Desafios de ontem e de hoje
É necessário ressaltar que a fala do DJ Bandido sobre a importância do Dj enquanto precursor do movimento hip-hop, hoje precisa ser redimensionada. Na medida em que foi perdendo espaço para o Mc, que adquiriu importância devido a letra (música falada), um outro ator entrou em cena: o beatmaker. Esse, não discoteca, porém produz música também, e hoje percebemos a grande maioria dos MC’S se apresentarem via pen drive, mesmo que exista um DJ no palco. O rap deixa de importar-se mais com a sonoridade eletrônica produzida pelo Dj, focando-se mais nas letras produzidas pelos MC’s.
Outro fator que não pode ser esquecido é a completa ausência de mulheres nesse filme. Desde o primeiro momento, as mulheres estiveram presentes na formulação desse movimento que desde o seu início foi um reflexo da sociedade machista em que surgiu e se desenvolveu. Hoje, há uma retomada da importância das mulheres na construção da cultura hip hop com dendê e mundial. Vale aqui indicar, o excelente trabalho que tem sido feito via instagram pela ex-MC Aline Negríndia, que tem produzido lives em seu perfil nessa rede, convidando mulheres fundamentais para a história do Hip Hop com Dendê.

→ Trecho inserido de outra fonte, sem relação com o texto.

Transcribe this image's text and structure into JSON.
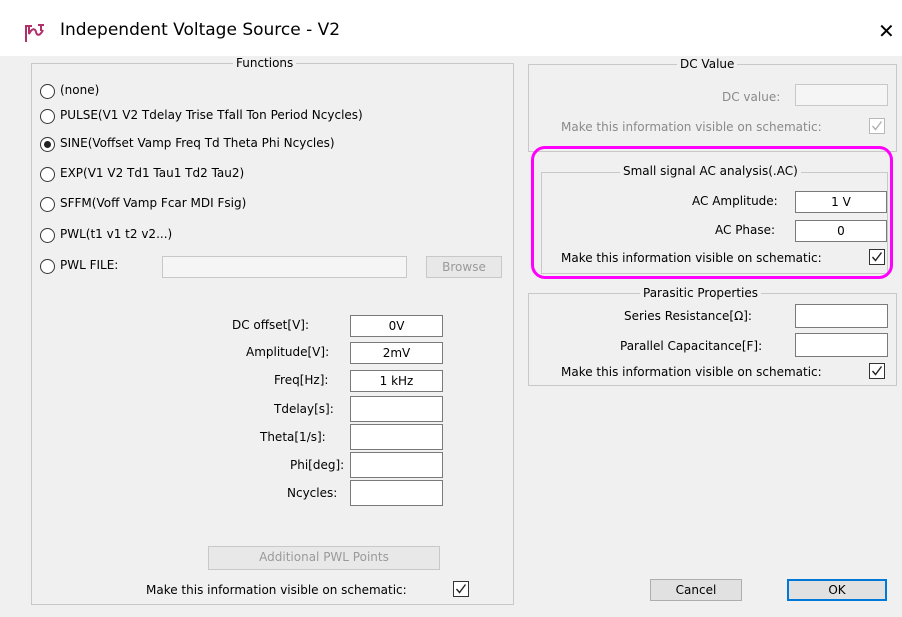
{
  "window": {
    "title": "Independent Voltage Source - V2",
    "close": "✕"
  },
  "functions": {
    "legend": "Functions",
    "options": [
      {
        "label": "(none)",
        "selected": false
      },
      {
        "label": "PULSE(V1  V2 Tdelay Trise Tfall Ton Period Ncycles)",
        "selected": false
      },
      {
        "label": "SINE(Voffset Vamp Freq Td Theta Phi Ncycles)",
        "selected": true
      },
      {
        "label": "EXP(V1  V2 Td1  Tau1  Td2 Tau2)",
        "selected": false
      },
      {
        "label": "SFFM(Voff Vamp Fcar MDI Fsig)",
        "selected": false
      },
      {
        "label": "PWL(t1  v1  t2  v2...)",
        "selected": false
      },
      {
        "label": "PWL FILE:",
        "selected": false
      }
    ],
    "pwl_file_value": "",
    "browse_label": "Browse",
    "params": [
      {
        "label": "DC offset[V]:",
        "value": "0V"
      },
      {
        "label": "Amplitude[V]:",
        "value": "2mV"
      },
      {
        "label": "Freq[Hz]:",
        "value": "1 kHz"
      },
      {
        "label": "Tdelay[s]:",
        "value": ""
      },
      {
        "label": "Theta[1/s]:",
        "value": ""
      },
      {
        "label": "Phi[deg]:",
        "value": ""
      },
      {
        "label": "Ncycles:",
        "value": ""
      }
    ],
    "additional_pwl_label": "Additional PWL Points",
    "visible_label": "Make this information visible on schematic:",
    "visible_checked": true
  },
  "dc": {
    "legend": "DC Value",
    "dc_value_label": "DC value:",
    "dc_value": "",
    "visible_label": "Make this information visible on schematic:",
    "visible_checked": true
  },
  "ac": {
    "legend": "Small signal AC analysis(.AC)",
    "amplitude_label": "AC Amplitude:",
    "amplitude_value": "1 V",
    "phase_label": "AC Phase:",
    "phase_value": "0",
    "visible_label": "Make this information visible on schematic:",
    "visible_checked": true
  },
  "parasitic": {
    "legend": "Parasitic Properties",
    "series_label": "Series Resistance[Ω]:",
    "series_value": "",
    "parallel_label": "Parallel Capacitance[F]:",
    "parallel_value": "",
    "visible_label": "Make this information visible on schematic:",
    "visible_checked": true
  },
  "buttons": {
    "cancel": "Cancel",
    "ok": "OK"
  },
  "colors": {
    "highlight": "#ff00ff",
    "default_button_border": "#0078d7",
    "icon": "#b0306a"
  }
}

Portanto, é fundamental acessar esse registro para repensarmos o hip-hop de modo geral e o hip hop com dendê de modo particular. Hoje, só aparentemente as coisas mudaram, permanecem velhos problemas e vícios sejam da estrutura da música, seja do mercado musical. Discutir a visibilidade de uma população (e das minorias) que ficam silenciadas nas zonas periféricas dos centros urbanos, que através da música, da arte e da dança busca retratar sua realidade urbanóide e excluída pelo sistema político. Que se mantém de pé hoje, ainda com suas contradições, com mudanças e permanências do que foi muito bem retratado no filme em questão. Com a explosão da Internet e comparando com o tempo retratado pelo filme, talvez tenhamos a impressão de que houveram melhorias, porém os likes, views oportunizam inserção até a página 2.

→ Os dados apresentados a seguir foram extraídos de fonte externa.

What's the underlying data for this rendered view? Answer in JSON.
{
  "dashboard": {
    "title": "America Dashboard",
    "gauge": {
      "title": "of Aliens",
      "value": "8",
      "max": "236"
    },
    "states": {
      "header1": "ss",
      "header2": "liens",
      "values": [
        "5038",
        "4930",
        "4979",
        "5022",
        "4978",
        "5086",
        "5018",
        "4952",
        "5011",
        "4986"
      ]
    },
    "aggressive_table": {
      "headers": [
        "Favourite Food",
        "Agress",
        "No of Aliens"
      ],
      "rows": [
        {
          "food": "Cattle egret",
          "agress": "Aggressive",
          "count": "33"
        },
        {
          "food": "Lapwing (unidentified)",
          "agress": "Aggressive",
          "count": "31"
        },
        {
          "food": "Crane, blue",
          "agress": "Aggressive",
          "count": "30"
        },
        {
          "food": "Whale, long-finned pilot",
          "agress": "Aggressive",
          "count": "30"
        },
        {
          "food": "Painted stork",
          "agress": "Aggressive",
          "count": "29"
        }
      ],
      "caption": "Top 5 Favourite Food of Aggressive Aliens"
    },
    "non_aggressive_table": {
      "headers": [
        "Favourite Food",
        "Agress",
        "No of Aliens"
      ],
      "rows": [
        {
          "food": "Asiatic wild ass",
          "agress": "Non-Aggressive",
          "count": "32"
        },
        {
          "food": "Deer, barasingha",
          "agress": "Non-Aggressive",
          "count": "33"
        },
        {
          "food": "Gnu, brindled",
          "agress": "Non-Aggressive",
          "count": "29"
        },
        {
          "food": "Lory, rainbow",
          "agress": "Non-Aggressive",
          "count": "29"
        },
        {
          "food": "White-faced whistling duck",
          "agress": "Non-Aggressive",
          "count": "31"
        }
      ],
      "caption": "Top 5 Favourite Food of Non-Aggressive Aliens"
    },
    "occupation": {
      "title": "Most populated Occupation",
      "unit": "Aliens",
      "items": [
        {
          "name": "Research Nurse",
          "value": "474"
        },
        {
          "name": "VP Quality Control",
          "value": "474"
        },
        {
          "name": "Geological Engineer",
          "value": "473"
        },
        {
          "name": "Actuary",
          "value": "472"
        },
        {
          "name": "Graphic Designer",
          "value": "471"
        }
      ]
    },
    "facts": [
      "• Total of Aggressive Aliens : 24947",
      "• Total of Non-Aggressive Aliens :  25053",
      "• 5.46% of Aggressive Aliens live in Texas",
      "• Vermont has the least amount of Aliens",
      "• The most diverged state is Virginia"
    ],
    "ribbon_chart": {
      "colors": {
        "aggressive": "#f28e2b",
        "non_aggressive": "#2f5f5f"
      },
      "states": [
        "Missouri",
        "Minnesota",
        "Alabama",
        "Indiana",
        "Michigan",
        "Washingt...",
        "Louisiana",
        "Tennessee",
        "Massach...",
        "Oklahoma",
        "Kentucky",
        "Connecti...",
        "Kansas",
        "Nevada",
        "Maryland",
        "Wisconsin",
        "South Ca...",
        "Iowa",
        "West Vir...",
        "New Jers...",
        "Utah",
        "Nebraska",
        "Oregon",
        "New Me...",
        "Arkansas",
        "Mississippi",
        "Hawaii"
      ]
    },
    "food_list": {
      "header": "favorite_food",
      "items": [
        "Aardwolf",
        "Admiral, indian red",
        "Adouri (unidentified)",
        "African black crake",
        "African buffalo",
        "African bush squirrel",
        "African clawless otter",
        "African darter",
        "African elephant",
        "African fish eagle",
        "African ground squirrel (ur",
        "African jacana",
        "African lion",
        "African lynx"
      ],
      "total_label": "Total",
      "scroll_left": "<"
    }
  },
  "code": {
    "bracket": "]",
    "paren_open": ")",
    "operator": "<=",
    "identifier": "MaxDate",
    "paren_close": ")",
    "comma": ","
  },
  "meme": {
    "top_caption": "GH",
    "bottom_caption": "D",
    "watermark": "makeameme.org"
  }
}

Em tempos onde o mercado se apropria, exclui e ilude a cultura hip hop como recentemente apontamos em texto (aqui), é necessário redimensionar o passado, através de processo crítico e informativo. Nesse sentido, o Hip-Hop com Dendê (2005) é peça fundamental, apesar de curta, pois nos aponta a força e as contradições, precariedades e criatividade daqueles já longínquos anos. Nos mostra, quem tava lá e permance, quem se afastou e quem segue na luta, nos da a conhecer a história e sua dialética, registra e projeta.
-Hip-Hop Com Dendê, Um documentário redimensionado!